Black Palm Cockatoos
There are three subspecies of black palm cockatoos. Yet, even black palm experts have difficulty distinguishing between them. The nominate form of the black palm cockatoo is Probosciger aterrimus aterrimus, usually referred to as aterrimus or aterrimus aterrimus. Aterrimus is the most commonly found subspecies in the U.S. The most sought-after subspecies is Probosciger aterrimus goliath. The Goliaths can be considerably larger than aterrimus aterrimus.
The third subspecies, Probosciger aterrimus stenolophus, is similar to the Goliaths but with thinner crest feathers. There is considerable speculation about the stenolophus and whether there are any in the United States. Many aviculturists did not know the difference between the subspecies and cross-bred them without knowing what they had done. Many captive-raised birds might be a mix of the three subspecies.
Black palm cockatoos are difficult to breed.
The most difficult of the psittacine birds to breed, black palms lay one egg per clutch. The babies hatch easily, but chick mortality is high. They often die around 1 year old, just as they finish weaning. These deaths are often labeled “black palm syndrome.” The chicks appear healthy but suddenly show signs of illness. Results from diagnostic tests and necropsies come back inconclusive — illness unknown. Black palm syndrome also occurs in weaned juveniles and adults.
In recent years, breeders saw greater success when they added broccoli, apples and sunflower seeds to their hand-feeding formulas.

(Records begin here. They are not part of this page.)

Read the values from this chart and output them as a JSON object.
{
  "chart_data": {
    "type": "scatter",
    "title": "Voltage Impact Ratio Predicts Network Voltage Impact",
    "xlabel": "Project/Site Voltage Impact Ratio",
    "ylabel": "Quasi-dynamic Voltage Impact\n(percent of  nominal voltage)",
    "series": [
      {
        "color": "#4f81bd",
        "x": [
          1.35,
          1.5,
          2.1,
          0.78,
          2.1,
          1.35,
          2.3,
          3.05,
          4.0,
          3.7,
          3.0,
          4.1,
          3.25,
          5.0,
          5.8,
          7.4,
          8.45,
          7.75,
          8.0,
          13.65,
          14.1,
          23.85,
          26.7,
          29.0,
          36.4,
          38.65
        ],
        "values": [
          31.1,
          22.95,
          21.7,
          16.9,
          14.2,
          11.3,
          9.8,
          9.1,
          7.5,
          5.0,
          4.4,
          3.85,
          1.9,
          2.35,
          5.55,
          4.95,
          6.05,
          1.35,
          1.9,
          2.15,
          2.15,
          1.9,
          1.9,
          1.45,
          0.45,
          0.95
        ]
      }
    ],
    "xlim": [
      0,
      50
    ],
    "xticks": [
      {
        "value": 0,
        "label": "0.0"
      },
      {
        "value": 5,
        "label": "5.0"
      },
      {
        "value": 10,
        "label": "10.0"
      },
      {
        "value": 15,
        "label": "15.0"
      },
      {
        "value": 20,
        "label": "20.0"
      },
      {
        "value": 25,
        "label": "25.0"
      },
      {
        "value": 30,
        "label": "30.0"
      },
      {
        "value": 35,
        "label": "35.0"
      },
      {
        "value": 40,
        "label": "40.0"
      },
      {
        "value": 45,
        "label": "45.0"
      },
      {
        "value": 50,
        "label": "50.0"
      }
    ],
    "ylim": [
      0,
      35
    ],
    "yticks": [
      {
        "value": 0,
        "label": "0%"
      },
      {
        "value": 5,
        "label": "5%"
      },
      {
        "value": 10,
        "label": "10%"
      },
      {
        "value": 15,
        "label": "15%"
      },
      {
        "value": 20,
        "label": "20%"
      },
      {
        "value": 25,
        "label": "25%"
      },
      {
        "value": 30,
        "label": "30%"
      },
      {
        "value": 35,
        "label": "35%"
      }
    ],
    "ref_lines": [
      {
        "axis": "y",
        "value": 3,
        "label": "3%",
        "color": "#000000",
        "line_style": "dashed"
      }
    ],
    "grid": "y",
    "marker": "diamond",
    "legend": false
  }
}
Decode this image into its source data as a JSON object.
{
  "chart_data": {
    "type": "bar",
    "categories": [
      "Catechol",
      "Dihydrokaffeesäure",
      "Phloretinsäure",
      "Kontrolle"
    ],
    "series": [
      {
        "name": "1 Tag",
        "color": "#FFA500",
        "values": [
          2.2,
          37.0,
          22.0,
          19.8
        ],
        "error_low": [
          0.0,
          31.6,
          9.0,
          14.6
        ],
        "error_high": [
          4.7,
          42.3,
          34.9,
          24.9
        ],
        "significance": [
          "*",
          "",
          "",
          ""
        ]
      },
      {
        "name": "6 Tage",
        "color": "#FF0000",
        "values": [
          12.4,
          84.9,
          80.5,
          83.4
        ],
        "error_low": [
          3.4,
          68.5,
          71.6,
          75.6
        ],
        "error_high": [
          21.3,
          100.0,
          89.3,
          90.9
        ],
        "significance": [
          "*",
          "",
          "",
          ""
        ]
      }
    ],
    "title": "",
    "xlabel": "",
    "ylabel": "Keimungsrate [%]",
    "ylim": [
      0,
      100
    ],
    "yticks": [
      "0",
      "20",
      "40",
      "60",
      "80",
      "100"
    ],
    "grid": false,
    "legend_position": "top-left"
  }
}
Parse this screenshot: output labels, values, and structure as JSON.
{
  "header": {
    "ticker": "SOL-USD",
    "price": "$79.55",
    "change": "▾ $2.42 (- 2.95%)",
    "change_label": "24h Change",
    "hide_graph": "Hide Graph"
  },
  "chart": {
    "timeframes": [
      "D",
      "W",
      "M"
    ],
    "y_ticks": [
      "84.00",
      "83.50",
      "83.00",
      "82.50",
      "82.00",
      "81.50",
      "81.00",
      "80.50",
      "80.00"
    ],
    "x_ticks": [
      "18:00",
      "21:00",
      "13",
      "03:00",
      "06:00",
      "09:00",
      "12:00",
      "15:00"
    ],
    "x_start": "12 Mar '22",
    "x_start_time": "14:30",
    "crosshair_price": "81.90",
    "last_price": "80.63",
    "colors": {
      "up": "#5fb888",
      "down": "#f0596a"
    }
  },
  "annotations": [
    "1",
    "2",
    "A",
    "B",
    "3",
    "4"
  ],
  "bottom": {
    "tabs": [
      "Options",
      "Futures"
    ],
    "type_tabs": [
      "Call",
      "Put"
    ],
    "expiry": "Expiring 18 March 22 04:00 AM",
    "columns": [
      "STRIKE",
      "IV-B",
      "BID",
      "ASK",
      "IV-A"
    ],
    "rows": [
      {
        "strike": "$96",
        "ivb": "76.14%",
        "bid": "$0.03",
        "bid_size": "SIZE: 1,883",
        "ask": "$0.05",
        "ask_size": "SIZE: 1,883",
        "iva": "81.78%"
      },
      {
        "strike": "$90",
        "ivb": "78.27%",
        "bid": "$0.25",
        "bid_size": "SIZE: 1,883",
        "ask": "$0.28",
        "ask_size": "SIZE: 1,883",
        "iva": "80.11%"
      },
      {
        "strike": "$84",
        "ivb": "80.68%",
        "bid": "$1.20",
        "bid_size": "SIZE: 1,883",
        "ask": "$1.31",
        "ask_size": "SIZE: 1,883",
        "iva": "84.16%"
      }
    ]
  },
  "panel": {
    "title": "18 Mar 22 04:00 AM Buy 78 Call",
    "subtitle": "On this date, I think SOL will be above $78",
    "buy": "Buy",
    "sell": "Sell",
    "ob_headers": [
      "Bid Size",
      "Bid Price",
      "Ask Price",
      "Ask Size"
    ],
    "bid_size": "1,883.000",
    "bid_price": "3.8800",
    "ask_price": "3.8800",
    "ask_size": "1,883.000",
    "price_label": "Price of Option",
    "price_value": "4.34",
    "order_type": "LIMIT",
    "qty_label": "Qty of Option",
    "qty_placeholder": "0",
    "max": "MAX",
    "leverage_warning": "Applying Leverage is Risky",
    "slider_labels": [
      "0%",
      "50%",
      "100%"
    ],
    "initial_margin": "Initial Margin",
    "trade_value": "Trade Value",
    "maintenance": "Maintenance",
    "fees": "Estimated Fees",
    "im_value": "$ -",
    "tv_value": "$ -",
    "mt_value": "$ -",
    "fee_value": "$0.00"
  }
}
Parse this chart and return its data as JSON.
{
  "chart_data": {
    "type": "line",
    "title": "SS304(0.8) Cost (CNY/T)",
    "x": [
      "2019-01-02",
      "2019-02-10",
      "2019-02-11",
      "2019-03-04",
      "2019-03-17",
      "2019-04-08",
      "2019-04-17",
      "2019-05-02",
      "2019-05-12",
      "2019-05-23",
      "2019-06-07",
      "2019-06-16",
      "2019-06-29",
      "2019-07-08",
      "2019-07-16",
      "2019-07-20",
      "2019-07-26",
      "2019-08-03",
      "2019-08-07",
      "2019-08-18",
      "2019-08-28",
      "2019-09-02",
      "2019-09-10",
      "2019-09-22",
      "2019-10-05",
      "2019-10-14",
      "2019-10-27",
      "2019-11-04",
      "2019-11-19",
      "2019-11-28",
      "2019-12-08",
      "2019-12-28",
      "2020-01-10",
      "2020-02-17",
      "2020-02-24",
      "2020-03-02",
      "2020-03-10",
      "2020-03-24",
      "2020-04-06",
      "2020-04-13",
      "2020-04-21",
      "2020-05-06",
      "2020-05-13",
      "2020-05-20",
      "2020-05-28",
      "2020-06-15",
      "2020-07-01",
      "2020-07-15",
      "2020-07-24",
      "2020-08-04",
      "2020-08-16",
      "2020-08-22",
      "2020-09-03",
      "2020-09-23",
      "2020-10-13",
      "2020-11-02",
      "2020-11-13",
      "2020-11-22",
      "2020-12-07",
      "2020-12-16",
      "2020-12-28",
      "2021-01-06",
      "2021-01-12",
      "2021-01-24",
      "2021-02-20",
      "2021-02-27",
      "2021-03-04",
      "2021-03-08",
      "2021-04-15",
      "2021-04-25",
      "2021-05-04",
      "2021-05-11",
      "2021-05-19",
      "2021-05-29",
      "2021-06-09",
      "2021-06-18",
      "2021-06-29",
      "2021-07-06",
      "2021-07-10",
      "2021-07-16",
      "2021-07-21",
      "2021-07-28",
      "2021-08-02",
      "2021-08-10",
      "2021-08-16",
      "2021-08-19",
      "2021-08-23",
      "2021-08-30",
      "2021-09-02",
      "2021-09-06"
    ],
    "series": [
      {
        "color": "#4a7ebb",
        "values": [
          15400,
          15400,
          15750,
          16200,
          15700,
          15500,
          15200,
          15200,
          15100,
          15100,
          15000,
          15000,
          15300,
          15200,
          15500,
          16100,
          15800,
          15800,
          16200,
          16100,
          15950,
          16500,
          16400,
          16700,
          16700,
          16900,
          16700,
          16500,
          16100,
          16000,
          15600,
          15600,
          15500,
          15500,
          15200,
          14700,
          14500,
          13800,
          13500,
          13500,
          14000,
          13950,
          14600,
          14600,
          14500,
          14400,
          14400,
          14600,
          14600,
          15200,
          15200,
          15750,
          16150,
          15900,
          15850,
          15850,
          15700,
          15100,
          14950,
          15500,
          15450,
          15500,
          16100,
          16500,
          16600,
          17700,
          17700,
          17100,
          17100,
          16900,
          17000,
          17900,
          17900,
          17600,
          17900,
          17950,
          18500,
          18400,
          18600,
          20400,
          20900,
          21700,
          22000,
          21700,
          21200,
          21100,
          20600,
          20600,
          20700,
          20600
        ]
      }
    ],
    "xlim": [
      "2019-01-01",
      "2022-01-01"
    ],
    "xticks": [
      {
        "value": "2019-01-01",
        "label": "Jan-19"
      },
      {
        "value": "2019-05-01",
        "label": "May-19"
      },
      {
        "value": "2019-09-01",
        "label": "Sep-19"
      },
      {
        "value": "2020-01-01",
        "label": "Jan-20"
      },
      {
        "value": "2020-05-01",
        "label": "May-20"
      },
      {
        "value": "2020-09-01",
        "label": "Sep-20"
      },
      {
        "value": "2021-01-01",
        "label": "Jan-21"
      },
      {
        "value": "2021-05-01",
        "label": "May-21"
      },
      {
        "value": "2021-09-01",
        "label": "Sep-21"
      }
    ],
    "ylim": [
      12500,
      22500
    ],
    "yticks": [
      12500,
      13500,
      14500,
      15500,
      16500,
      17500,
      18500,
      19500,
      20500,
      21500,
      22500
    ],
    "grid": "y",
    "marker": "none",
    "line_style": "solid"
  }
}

Adding exposure to natural sunlight might help, too. Black palm cockatoos and hyacinth macaws have photosensitive skin that reacts only minimally to artificialfull-spectrum lighting. Palm cockatoos that receive natural sunlight typically have bright red faces, while birds that live indoors and have little access to natural light often have faded pink facial patches.
Like most large birds, black palms have the potential to live more than 50 years. Until we learn more about their proper care, however, most will not live a full life.
Captive black palms are often skinny birds with thin, bony legs, which can be an indication of a dietary deficiency. Their dietary fat requirement may be even higher than that of hyacinth macaws.
Although, they are not endangered in the wild, black palm cockatoos did not arrive in the U.S. in large numbers, so there are fewer of them in the pet trade.
In the wild, they are found in dense humid savannas and rain forests of the Cape York Peninsula in Australia, New Guinea and some of the surrounding small islands, which did not allow exportation and made smuggling into the U.S. difficult.
Black palm cockatoo aficionados might be mysterious and guarded, but their birds are flashy and each one is a celebrity at heart. During a visit to Aviculture Breeding and Research Center, John Dunbar enjoyed the company of seven black palm cockatoos. They all decided to claim him as their property. In true black palm fashion they perched on his head, shoulders and arms. Then these red-faced giants began screaming and stomping on him like Japanese Takio drummers. In the wild, they use small sticks held firmly in their feet to drum on hollow trees to claim territory, so these captive cockatoos improvise
Why Are Black Palm Cockatoos So Uncommon?
1) They are one of the most difficult psittacine birds to breed in captivity
2) They lay one egg per clutch.
3) Chick mortality is very high.
4) Many die from “black palm syndrome” when they are around 1 year old, and the cause is still unknown.
5) They have a specialized diet.
6) Fewer numbers of black palms were imported into the U.S. before the importation ban.
Black palm cockatoos develop overgrown beaks if they do not have pandanus nuts to hull. A natural part of their diet, pandanus nuts are thick and fibrous. This delicacy contains two tiny seeds, which resemble pine nuts. Breeders and pet owners of black palms consider this nut so important that some in northern areas have purchased small lots in Florida just to grow the nuts for their birds.